We note that while Matthew constructed a story as a retelling of the Torah, Luke starts by building an elaborate family structure for Jesus.
  • Zechariah is part of the Temple elite. 
  • Something miraculous in the birth of John. 
  • Mary too receives a visitation from an angel, only she believes. 
  • Elizabeth lived in the Judean hills, Mary was a country girl from Galilee, the country cousin, so to speak.
  • Mary’s journey, unmarried, pregnant, alone, to visit Elizabeth is socially incomprehensible in her time. 
  • Elizabeth’s greeting is the Hail Mary...
  • Mary’s song, a song of reversal, of the poor replacing the rich, the rich sent empty away, riffing off Hannah’s song, is known as the magnificat.
  • After John is born, Zechariah sings his song, his voice returned after fulfilling the angel’s command to name the baby John. His song becomes the benedictus. 

Finally, Jesus is born. In the absolute opposite of a house of privilege, in a stable. Because there was no room in the inn. Like he was born in a tent in Zucotti, or in a shelter on Staten Island or a mold infested house in Far Rockaway. Like that.
  • Although in Matthew, Joseph had married her, in Luke she is still just engaged. 
  • As specific as Luke is, there is no record of even a local census at that time, let alone, all the world. He’s telling us who the powers were, and that this miraculous story, which every ruler had, Caesars always called sons of god, this son of God is different. 
  • The birth is announced to shepherds first. The only ones who didn’t sleep inside the walls at night. Considered sketchy. Untrustworthy. Like gypsies. No kings, no star, no expensive gifts, just shepherds. Well, and a choir of angels, singing of course. 
  • The story that began in the Temple ends in the Temple. Jesus at his circumcision (just like John) receiving Simeon’s blessing. And he too, has a song, what we now call the nunc dimittis, now let your servant depart in peace...
  • Anna too has something to say. Wish we had her words.
  • And Jesus grew and became strong,just like his cousin John.

So there we are....a stable birth sandwiched between temple stories. Commitment to the poor, to all the earth, but with a blessing from members of the elite.

Anna wants to know if Luke was a class traitor. I say maybe more like Leonard Bernstein and the Black Panthers.

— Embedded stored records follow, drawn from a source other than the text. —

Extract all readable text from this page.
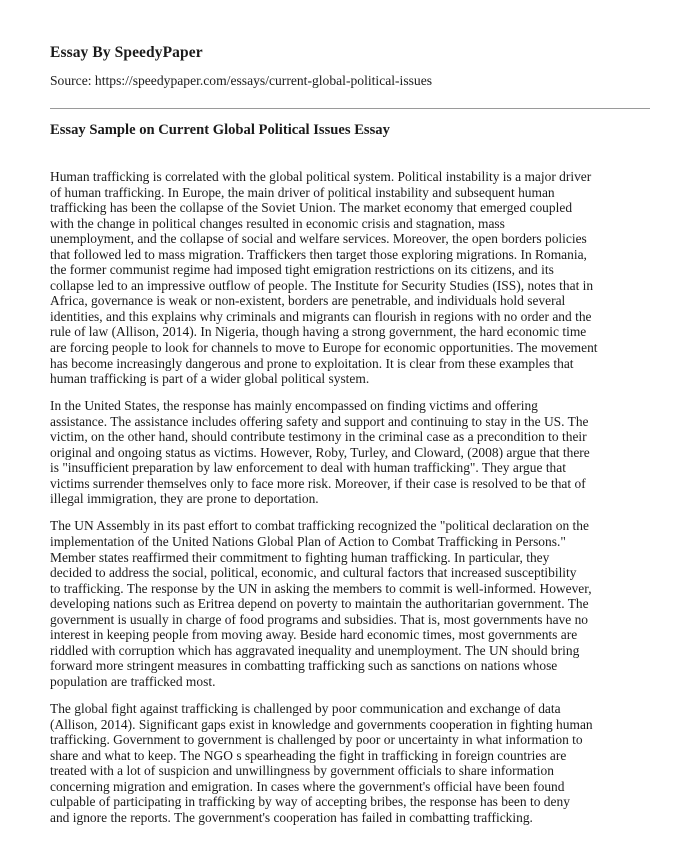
Essay By SpeedyPaper
Source: https://speedypaper.com/essays/current-global-political-issues
Essay Sample on Current Global Political Issues Essay

Human trafficking is correlated with the global political system. Political instability is a major driver
of human trafficking. In Europe, the main driver of political instability and subsequent human
trafficking has been the collapse of the Soviet Union. The market economy that emerged coupled
with the change in political changes resulted in economic crisis and stagnation, mass
unemployment, and the collapse of social and welfare services. Moreover, the open borders policies
that followed led to mass migration. Traffickers then target those exploring migrations. In Romania,
the former communist regime had imposed tight emigration restrictions on its citizens, and its
collapse led to an impressive outflow of people. The Institute for Security Studies (ISS), notes that in
Africa, governance is weak or non-existent, borders are penetrable, and individuals hold several
identities, and this explains why criminals and migrants can flourish in regions with no order and the
rule of law (Allison, 2014). In Nigeria, though having a strong government, the hard economic time
are forcing people to look for channels to move to Europe for economic opportunities. The movement
has become increasingly dangerous and prone to exploitation. It is clear from these examples that
human trafficking is part of a wider global political system.

In the United States, the response has mainly encompassed on finding victims and offering
assistance. The assistance includes offering safety and support and continuing to stay in the US. The
victim, on the other hand, should contribute testimony in the criminal case as a precondition to their
original and ongoing status as victims. However, Roby, Turley, and Cloward, (2008) argue that there
is "insufficient preparation by law enforcement to deal with human trafficking". They argue that
victims surrender themselves only to face more risk. Moreover, if their case is resolved to be that of
illegal immigration, they are prone to deportation.

The UN Assembly in its past effort to combat trafficking recognized the "political declaration on the
implementation of the United Nations Global Plan of Action to Combat Trafficking in Persons."
Member states reaffirmed their commitment to fighting human trafficking. In particular, they
decided to address the social, political, economic, and cultural factors that increased susceptibility
to trafficking. The response by the UN in asking the members to commit is well-informed. However,
developing nations such as Eritrea depend on poverty to maintain the authoritarian government. The
government is usually in charge of food programs and subsidies. That is, most governments have no
interest in keeping people from moving away. Beside hard economic times, most governments are
riddled with corruption which has aggravated inequality and unemployment. The UN should bring
forward more stringent measures in combatting trafficking such as sanctions on nations whose
population are trafficked most.

The global fight against trafficking is challenged by poor communication and exchange of data
(Allison, 2014). Significant gaps exist in knowledge and governments cooperation in fighting human
trafficking. Government to government is challenged by poor or uncertainty in what information to
share and what to keep. The NGO s spearheading the fight in trafficking in foreign countries are
treated with a lot of suspicion and unwillingness by government officials to share information
concerning migration and emigration. In cases where the government's official have been found
culpable of participating in trafficking by way of accepting bribes, the response has been to deny
and ignore the reports. The government's cooperation has failed in combatting trafficking.
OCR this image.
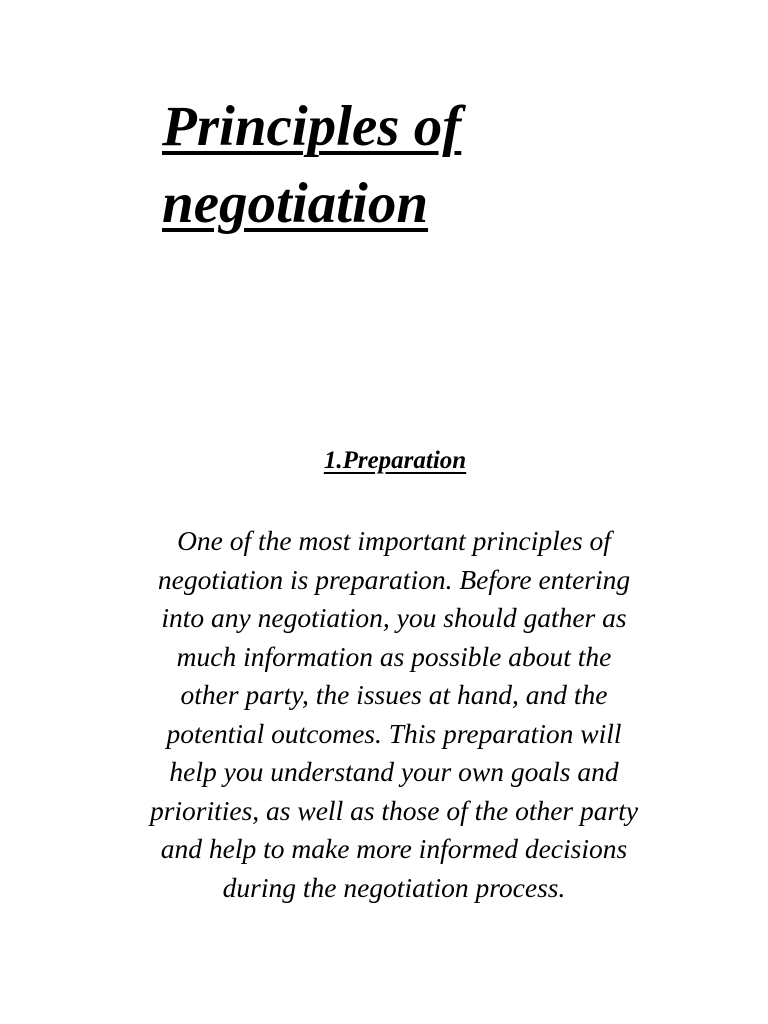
Principles of
negotiation
1.Preparation

One of the most important principles of
negotiation is preparation. Before entering
into any negotiation, you should gather as
much information as possible about the
other party, the issues at hand, and the
potential outcomes. This preparation will
help you understand your own goals and
priorities, as well as those of the other party
and help to make more informed decisions
during the negotiation process.
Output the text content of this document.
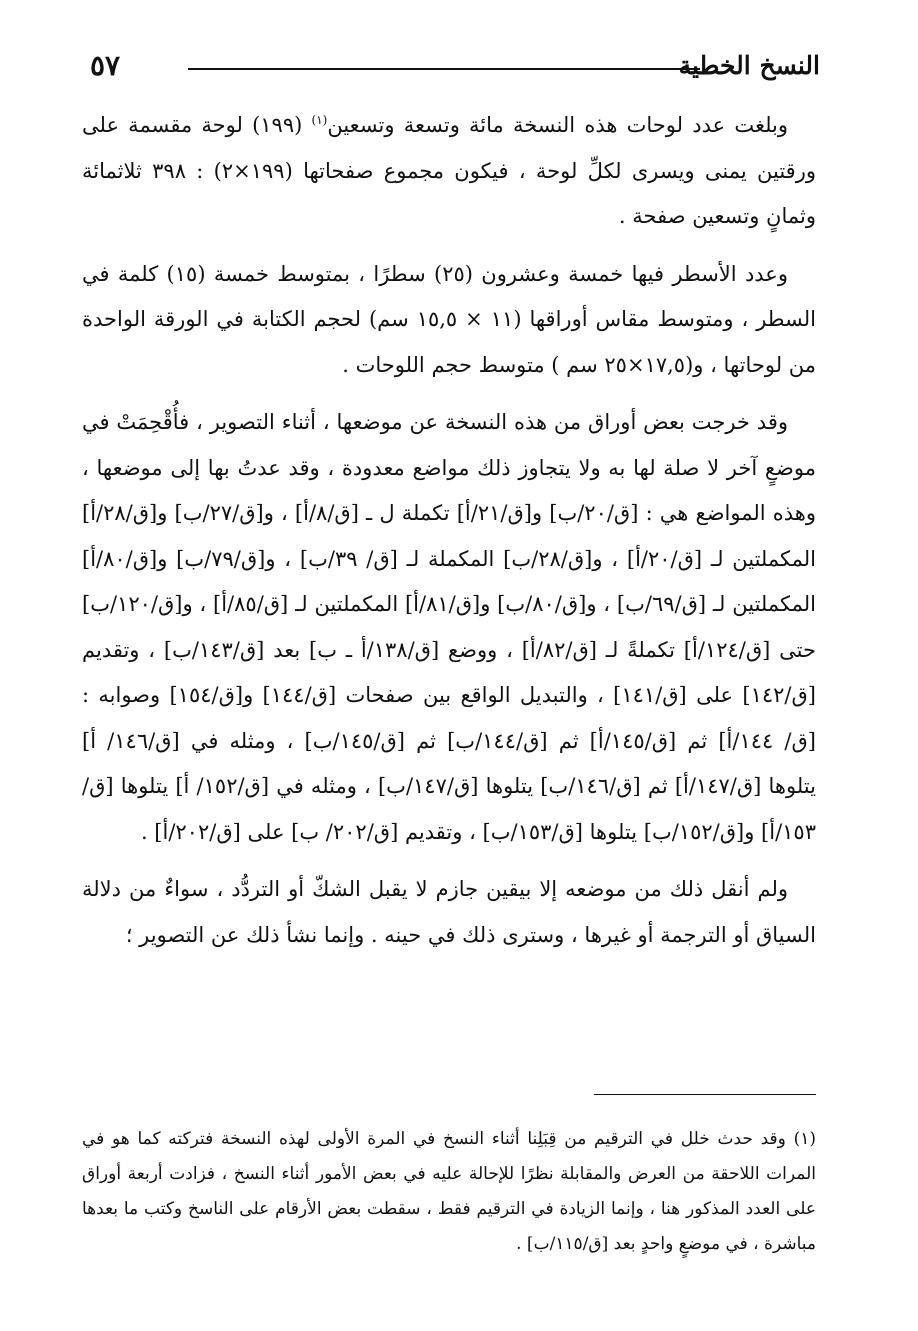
٥٧	النسخ الخطية

وبلغت عدد لوحات هذه النسخة مائة وتسعة وتسعين$^{(١)}$ (١٩٩) لوحة مقسمة على ورقتين يمنى ويسرى لكلِّ لوحة ، فيكون مجموع صفحاتها (١٩٩×٢) : ٣٩٨ ثلاثمائة وثمانٍ وتسعين صفحة .

وعدد الأسطر فيها خمسة وعشرون (٢٥) سطرًا ، بمتوسط خمسة (١٥) كلمة في السطر ، ومتوسط مقاس أوراقها (١١ × ١٥,٥ سم) لحجم الكتابة في الورقة الواحدة من لوحاتها ، و(١٧,٥×٢٥ سم ) متوسط حجم اللوحات .

وقد خرجت بعض أوراق من هذه النسخة عن موضعها ، أثناء التصوير ، فأُقْحِمَتْ في موضعٍ آخر لا صلة لها به ولا يتجاوز ذلك مواضع معدودة ، وقد عدتُ بها إلى موضعها ، وهذه المواضع هي : [ق/٢٠/ب] و[ق/٢١/أ] تكملة ل ـ [ق/٨/أ] ، و[ق/٢٧/ب] و[ق/٢٨/أ] المكملتين لـ [ق/٢٠/أ] ، و[ق/٢٨/ب] المكملة لـ [ق/ ٣٩/ب] ، و[ق/٧٩/ب] و[ق/٨٠/أ] المكملتين لـ [ق/٦٩/ب] ، و[ق/٨٠/ب] و[ق/٨١/أ] المكملتين لـ [ق/٨٥/أ] ، و[ق/١٢٠/ب] حتى [ق/١٢٤/أ] تكملةً لـ [ق/٨٢/أ] ، ووضع [ق/١٣٨/أ ـ ب] بعد [ق/١٤٣/ب] ، وتقديم [ق/١٤٢] على [ق/١٤١] ، والتبديل الواقع بين صفحات [ق/١٤٤] و[ق/١٥٤] وصوابه : [ق/ ١٤٤/أ] ثم [ق/١٤٥/أ] ثم [ق/١٤٤/ب] ثم [ق/١٤٥/ب] ، ومثله في [ق/١٤٦/ أ] يتلوها [ق/١٤٧/أ] ثم [ق/١٤٦/ب] يتلوها [ق/١٤٧/ب] ، ومثله في [ق/١٥٢/ أ] يتلوها [ق/١٥٣/أ] و[ق/١٥٢/ب] يتلوها [ق/١٥٣/ب] ، وتقديم [ق/٢٠٢/ ب] على [ق/٢٠٢/أ] .

ولم أنقل ذلك من موضعه إلا بيقين جازم لا يقبل الشكّ أو التردُّد ، سواءٌ من دلالة السياق أو الترجمة أو غيرها ، وسترى ذلك في حينه . وإنما نشأ ذلك عن التصوير ؛

(١) وقد حدث خلل في الترقيم من قِبَلِنا أثناء النسخ في المرة الأولى لهذه النسخة فتركته كما هو في المرات اللاحقة من العرض والمقابلة نظرًا للإحالة عليه في بعض الأمور أثناء النسخ ، فزادت أربعة أوراق على العدد المذكور هنا ، وإنما الزيادة في الترقيم فقط ، سقطت بعض الأرقام على الناسخ وكتب ما بعدها مباشرة ، في موضعٍ واحدٍ بعد [ق/١١٥/ب] .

There is this tension...God’s clear and absolute commitment to the poor and us stuck in this in between place. 

Churches like West-Park, movements, campaigns, need allies in the 1% to survive. Even while bringing critical analysis to the structures that created that wealth. It is a paradox. But it's where we live.

(Luke reflections informed by Wes Howard-Baker of Seattle University and Hal Taussig of Union Seminary, New York City.)